Facing Your Foes

Everyone loves a good sports rivalry. In the NFL, you have the Green Bay Packers versus the Chicago Bears. In the NBA, it’s the Los Angeles Lakers versus the Boston Celtics. And in the MLB, you can’t beat a matchup between the Boston Red Sox and the New York Yankees. At the college level, we love watching Duke face North Carolina and Ohio State run up against Michigan. In Saline County, nothing is bigger than Benton versus Bryant. 

The appeal of a good rivalry isn’t exclusive to the sports world, either. It seems the entire genre of Saturday morning cartoons was centered on humorous but bitter rivalries—Bugs Bunny versus Elmer Fudd, Bugs Bunny versus Yosemite Sam, Roadrunner versus Wile E. Coyote, Tom versus Jerry. In literature, my favorite rivalry was the battle of wits between Sherlock Holmes and Professor Moriarty. Others may prefer the raging rivalry between the Capulet family and the Montague family in “Romeo and Juliet.”

Speaking of family rivalries, unfortunately they aren’t limited to the realm of literature. In the real world, everyone has heard of the bloody rivalry between the Hatfields and the McCoys. In fact, the phrase “fighting like the Hatfields and McCoys” is commonly used to describe any group of parties engaged in bitter feuding.

As bad as it was, at least that rivalry was against two warring families and not an internal struggle involving members of the same family, a scenario that is perhaps less bloody but, in many ways, even more tragic. The public battles between Britney Spears, her father, Jamie Spears, and her sister, Jamie Lynn Spears come to mind, as do the issues between Angelina Jolie and her father, Jon Voight. Even the royals are not immune. Consider the rift that now exists between Prince Harry and the rest of the royal family, including his brother, Prince Willian, and his father, King Charles. As a royal tangent, you could include the falling out between Meghan Markle and her now-estranged father, Thomas, on the list.

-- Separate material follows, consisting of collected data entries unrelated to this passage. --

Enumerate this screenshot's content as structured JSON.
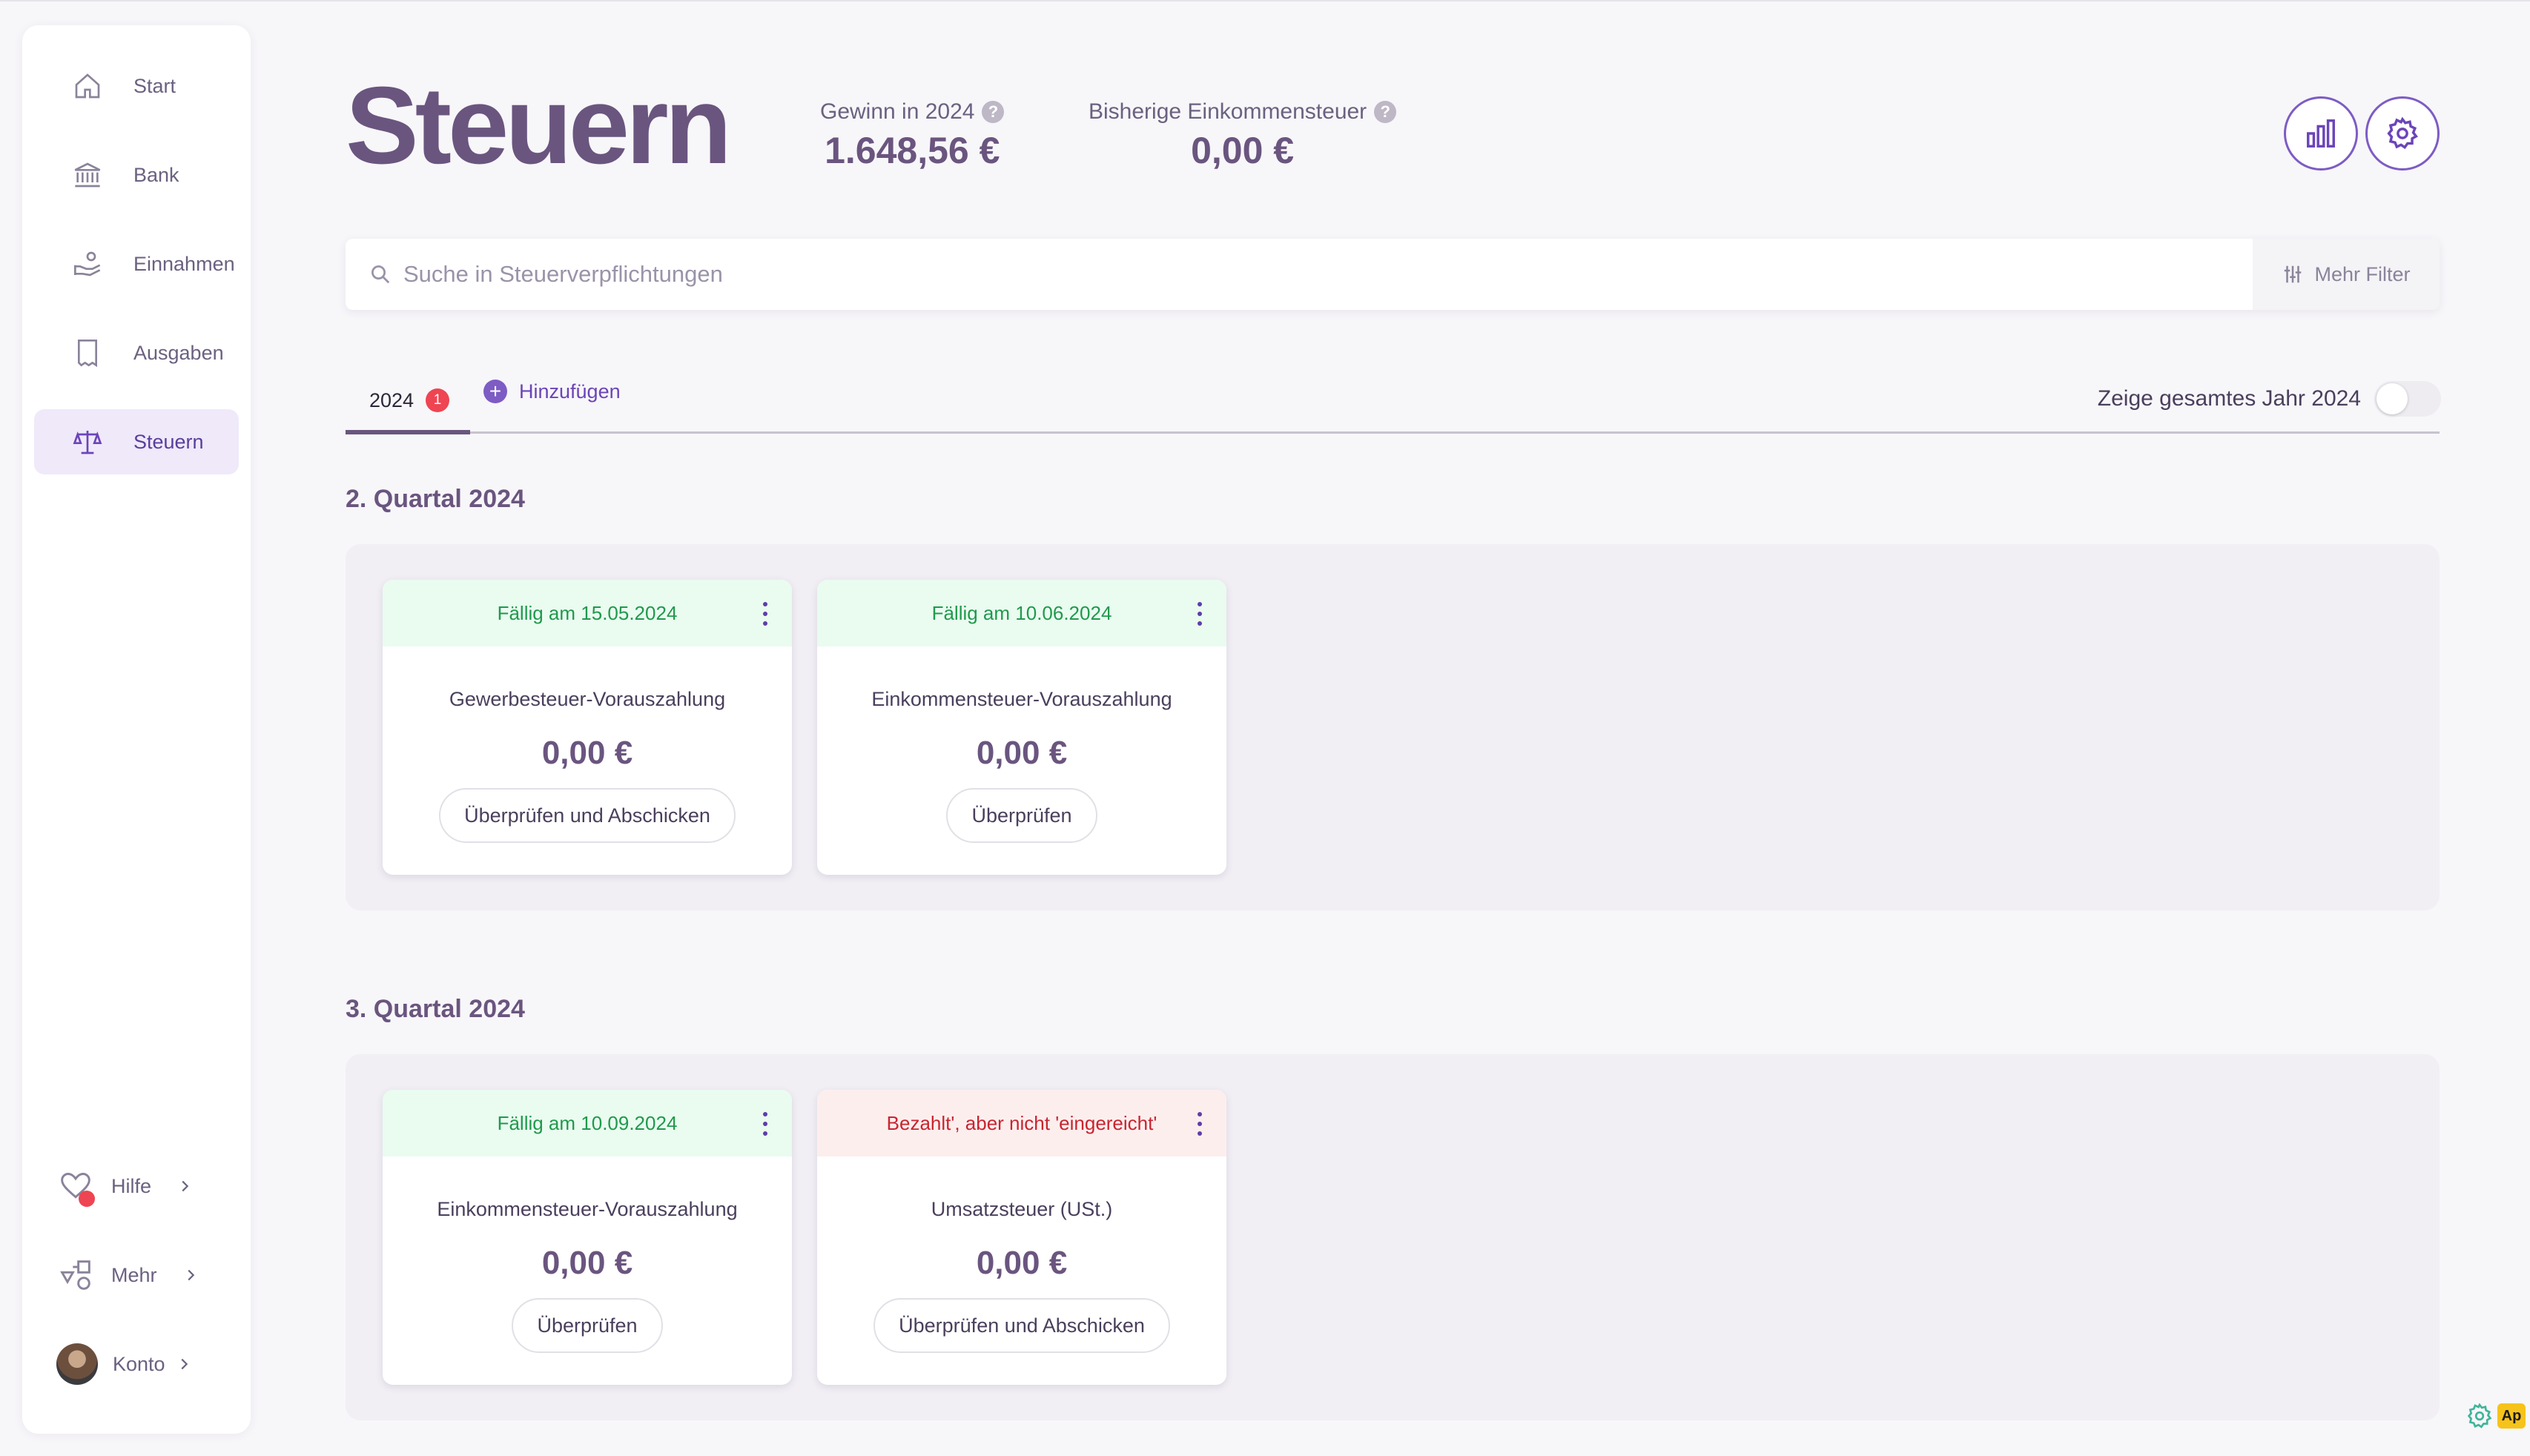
{
  "sidebar": {
    "items": [
      {
        "label": "Start",
        "icon": "home-icon"
      },
      {
        "label": "Bank",
        "icon": "bank-icon"
      },
      {
        "label": "Einnahmen",
        "icon": "hand-coins-icon"
      },
      {
        "label": "Ausgaben",
        "icon": "receipt-icon"
      },
      {
        "label": "Steuern",
        "icon": "scales-icon",
        "active": true
      }
    ],
    "bottom": [
      {
        "label": "Hilfe",
        "icon": "heart-icon"
      },
      {
        "label": "Mehr",
        "icon": "shapes-icon"
      },
      {
        "label": "Konto",
        "icon": "avatar"
      }
    ]
  },
  "header": {
    "title": "Steuern",
    "profit_label": "Gewinn in 2024",
    "profit_value": "1.648,56 €",
    "income_tax_label": "Bisherige Einkommensteuer",
    "income_tax_value": "0,00 €",
    "help_glyph": "?"
  },
  "search": {
    "placeholder": "Suche in Steuerverpflichtungen",
    "value": "",
    "filter_label": "Mehr Filter"
  },
  "tabs": {
    "year_label": "2024",
    "year_badge": "1",
    "add_label": "Hinzufügen",
    "add_glyph": "+",
    "toggle_label": "Zeige gesamtes Jahr 2024",
    "toggle_on": false
  },
  "quarters": [
    {
      "title": "2. Quartal 2024",
      "cards": [
        {
          "status": "Fällig am 15.05.2024",
          "status_color": "#1f9a4c",
          "type": "Gewerbesteuer-Vorauszahlung",
          "amount": "0,00 €",
          "button": "Überprüfen und Abschicken"
        },
        {
          "status": "Fällig am 10.06.2024",
          "status_color": "#1f9a4c",
          "type": "Einkommensteuer-Vorauszahlung",
          "amount": "0,00 €",
          "button": "Überprüfen"
        }
      ]
    },
    {
      "title": "3. Quartal 2024",
      "cards": [
        {
          "status": "Fällig am 10.09.2024",
          "status_color": "#1f9a4c",
          "type": "Einkommensteuer-Vorauszahlung",
          "amount": "0,00 €",
          "button": "Überprüfen"
        },
        {
          "status": "Bezahlt', aber nicht 'eingereicht'",
          "status_color": "#c8252f",
          "type": "Umsatzsteuer (USt.)",
          "amount": "0,00 €",
          "button": "Überprüfen und Abschicken"
        }
      ]
    }
  ],
  "corner_widget": {
    "badge": "Ap"
  },
  "colors": {
    "accent": "#6a557f",
    "brand_purple": "#7d5cc4",
    "due_green": "#1f9a4c",
    "alert_red": "#c8252f"
  }
}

I’m not saying any lawyer could have predicted and avoided these celebrity family problems, but for you, one of the goals of good estate planning is to try, best you can, to prevent family rivalries from tearing family members apart in stressful times. Estate planning attorneys are not miracle workers. We cannot eliminate all possibilities that family rivalries might spring up as life unfolds. But we can help create scenarios that minimize the chances of serious family trouble when times get tough.

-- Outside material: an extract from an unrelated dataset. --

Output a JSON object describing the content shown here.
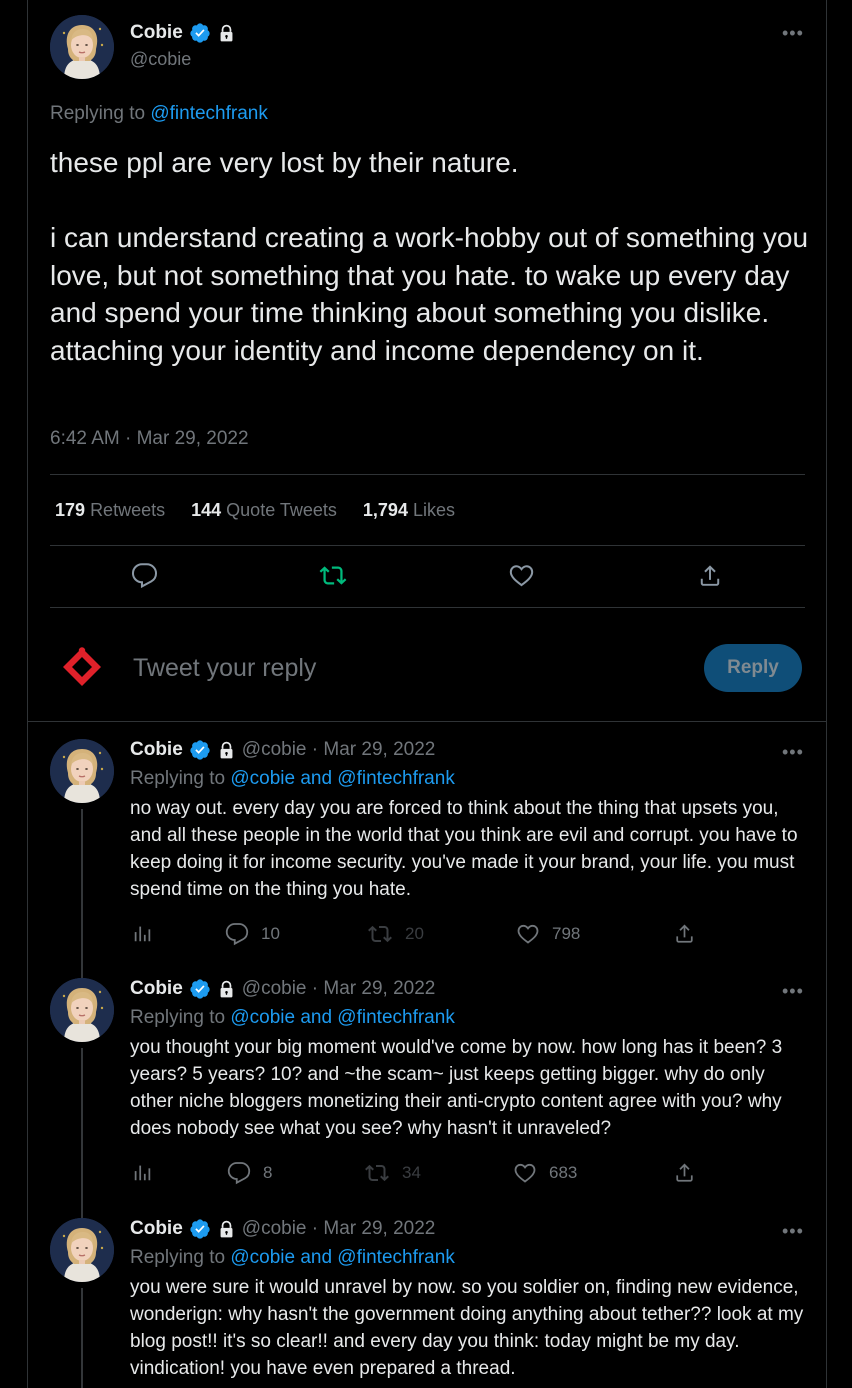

In the typical pattern of life, the first big stressor that tests a family tends to be the disability (either gradually or suddenly) of a parent. What can an estate planning attorney do to help with this all-too-familiar development? First, it is imperative that thorough, well-designed power of attorney documents are in place before they are needed. The absence of power of attorney documents is the number one thing that will force a family into guardianship court. Bad power of attorney documents are a close second. What makes a power of attorney document bad? In this context, it would be putting the wrong family member in charge of the wrong thing or, sometimes worse, putting all family members in charge of everything because of an inability to make a decision for fear of hurting feelings.

Second, the disability of a parent brings up the difficult topic of long-term care. Having strong power of attorney documents can help with issues relating to long-term care. Having blunt and honest conversations before the need arises can help, too. To help alleviate the financial strain caused by long-term care, the best thing to do is work with an experienced elder law attorney who specializes in asset protection.

Another huge stressor that tests a family is the death of a parent. Nothing brings out the worst in people than the combination of emotional stress and money. What can an estate planning attorney do to help? He or she can guide you to think through as many contingencies as possible to put a solid, clear, easy-to-execute estate plan in place to guide the family after your death. Whether than plan involves simple death beneficiary designations, a last will and testament, or a trust, there are often many complicated issues to work through before you can be at peace knowing you did everything possible to minimize the chance of conflict.

At The Elrod Firm, we love nothing more than helping people work through these issues so they can face the future with peace of mind. No amount of planning can eliminate all chances of future family conflict, but a lack of planning can exponentially increase the chance of trouble.